The Best (and Worst) Dad Jokes with Answers 👋

Looking for dad jokes with answers? You’ve come to the right place! This collection features all your favorite dad jokes, complete with punchlines that are sure to make you laugh, groan, and maybe even facepalm. Whether you’re sharing these jokes with friends or just need a quick laugh, our dad jokes with answers provide the perfect blend of humor and wit. Explore the funniest, answer-packed dad jokes that will leave everyone asking for more!

Do you wanna box for your leftovers? No, but I’ll wrestle you for them.

If I ever find the doctor who screwed up my limb replacement surgery…I’ll kill him with my bear hands.

Son: Dad, I’m hungry. Dad: Hi hungry, I’m Dad.

Finally my winter fat has gone… Now, I have spring rolls.

What does the stork do once he's delivered the baby? He lies on the couch and drinks a beer!

What do you call a poor Santa Claus?' 'St. Nickel-less.'

What do you call a wizard who's really bad at football?
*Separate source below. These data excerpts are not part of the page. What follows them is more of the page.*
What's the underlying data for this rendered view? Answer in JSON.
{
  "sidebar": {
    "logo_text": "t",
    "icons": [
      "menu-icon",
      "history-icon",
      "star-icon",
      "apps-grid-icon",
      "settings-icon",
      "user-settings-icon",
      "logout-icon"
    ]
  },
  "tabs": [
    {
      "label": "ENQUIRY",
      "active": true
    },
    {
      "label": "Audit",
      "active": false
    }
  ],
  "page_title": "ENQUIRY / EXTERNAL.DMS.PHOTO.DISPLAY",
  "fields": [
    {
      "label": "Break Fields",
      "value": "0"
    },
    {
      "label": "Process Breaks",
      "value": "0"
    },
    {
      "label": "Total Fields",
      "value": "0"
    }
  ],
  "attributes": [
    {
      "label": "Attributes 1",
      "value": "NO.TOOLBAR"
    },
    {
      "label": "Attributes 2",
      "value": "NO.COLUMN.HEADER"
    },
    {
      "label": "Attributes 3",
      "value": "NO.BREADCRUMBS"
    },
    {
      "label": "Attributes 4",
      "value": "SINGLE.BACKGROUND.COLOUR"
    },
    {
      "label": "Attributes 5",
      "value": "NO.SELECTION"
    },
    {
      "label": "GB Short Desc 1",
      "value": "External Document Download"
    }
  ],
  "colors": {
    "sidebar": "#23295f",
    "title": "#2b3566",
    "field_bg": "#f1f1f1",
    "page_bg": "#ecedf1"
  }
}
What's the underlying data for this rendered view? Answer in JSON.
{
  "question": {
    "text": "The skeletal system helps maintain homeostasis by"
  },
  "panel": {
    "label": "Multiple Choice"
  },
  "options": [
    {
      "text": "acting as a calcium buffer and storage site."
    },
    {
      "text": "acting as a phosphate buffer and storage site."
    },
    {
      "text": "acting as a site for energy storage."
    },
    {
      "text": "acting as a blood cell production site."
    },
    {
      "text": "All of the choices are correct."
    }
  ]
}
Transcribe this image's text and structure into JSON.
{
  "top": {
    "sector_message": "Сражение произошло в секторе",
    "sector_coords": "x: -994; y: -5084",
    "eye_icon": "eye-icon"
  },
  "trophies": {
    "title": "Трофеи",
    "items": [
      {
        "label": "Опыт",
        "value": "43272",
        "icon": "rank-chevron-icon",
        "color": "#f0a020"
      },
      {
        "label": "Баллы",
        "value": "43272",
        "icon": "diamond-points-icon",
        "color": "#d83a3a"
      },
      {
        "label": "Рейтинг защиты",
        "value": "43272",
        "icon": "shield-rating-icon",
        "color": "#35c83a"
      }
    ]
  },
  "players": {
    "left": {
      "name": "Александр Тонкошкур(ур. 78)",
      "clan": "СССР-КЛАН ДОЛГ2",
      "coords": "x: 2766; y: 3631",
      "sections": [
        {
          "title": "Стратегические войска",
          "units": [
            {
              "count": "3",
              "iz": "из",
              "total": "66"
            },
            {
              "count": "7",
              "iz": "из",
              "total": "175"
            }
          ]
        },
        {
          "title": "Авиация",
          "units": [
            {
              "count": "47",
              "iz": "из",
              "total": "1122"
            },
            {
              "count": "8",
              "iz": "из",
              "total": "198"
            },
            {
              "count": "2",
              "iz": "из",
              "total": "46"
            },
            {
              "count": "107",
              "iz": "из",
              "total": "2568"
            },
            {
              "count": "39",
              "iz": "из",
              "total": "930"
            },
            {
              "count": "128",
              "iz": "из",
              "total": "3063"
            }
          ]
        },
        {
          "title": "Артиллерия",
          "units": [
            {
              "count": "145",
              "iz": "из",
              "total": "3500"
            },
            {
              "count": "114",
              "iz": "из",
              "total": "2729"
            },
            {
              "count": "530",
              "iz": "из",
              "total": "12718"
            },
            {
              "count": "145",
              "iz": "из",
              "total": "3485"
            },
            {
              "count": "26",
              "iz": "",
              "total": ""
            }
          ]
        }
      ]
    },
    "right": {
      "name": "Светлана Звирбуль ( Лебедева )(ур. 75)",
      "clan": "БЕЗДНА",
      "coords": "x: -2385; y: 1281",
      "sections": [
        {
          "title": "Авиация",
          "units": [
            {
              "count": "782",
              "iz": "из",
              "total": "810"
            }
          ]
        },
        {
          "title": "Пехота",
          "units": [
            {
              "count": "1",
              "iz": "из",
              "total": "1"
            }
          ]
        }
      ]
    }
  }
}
Fumbledore.

How many paranoids does it take to change a light bulb? Who wants to know?

Why did Billy get fired from the banana factory? He kept throwing away the bent ones.'

A ham sandwich walks into a bar and orders a beer. The bartender says, “Sorry, we don’t serve food here. '

Did you hear about the nurse who was chewed out by the doctor because she was absent without gauze?

What do you call a beehive without an exit? UnBeeLeaveable!

If a child refuses to sleep during nap time, are they guilty of resisting a rest?'

I can always tell when my wife is lying just by looking at her. I can also tell when she’s standing.

How does the moon cut his hair? Eclipse it.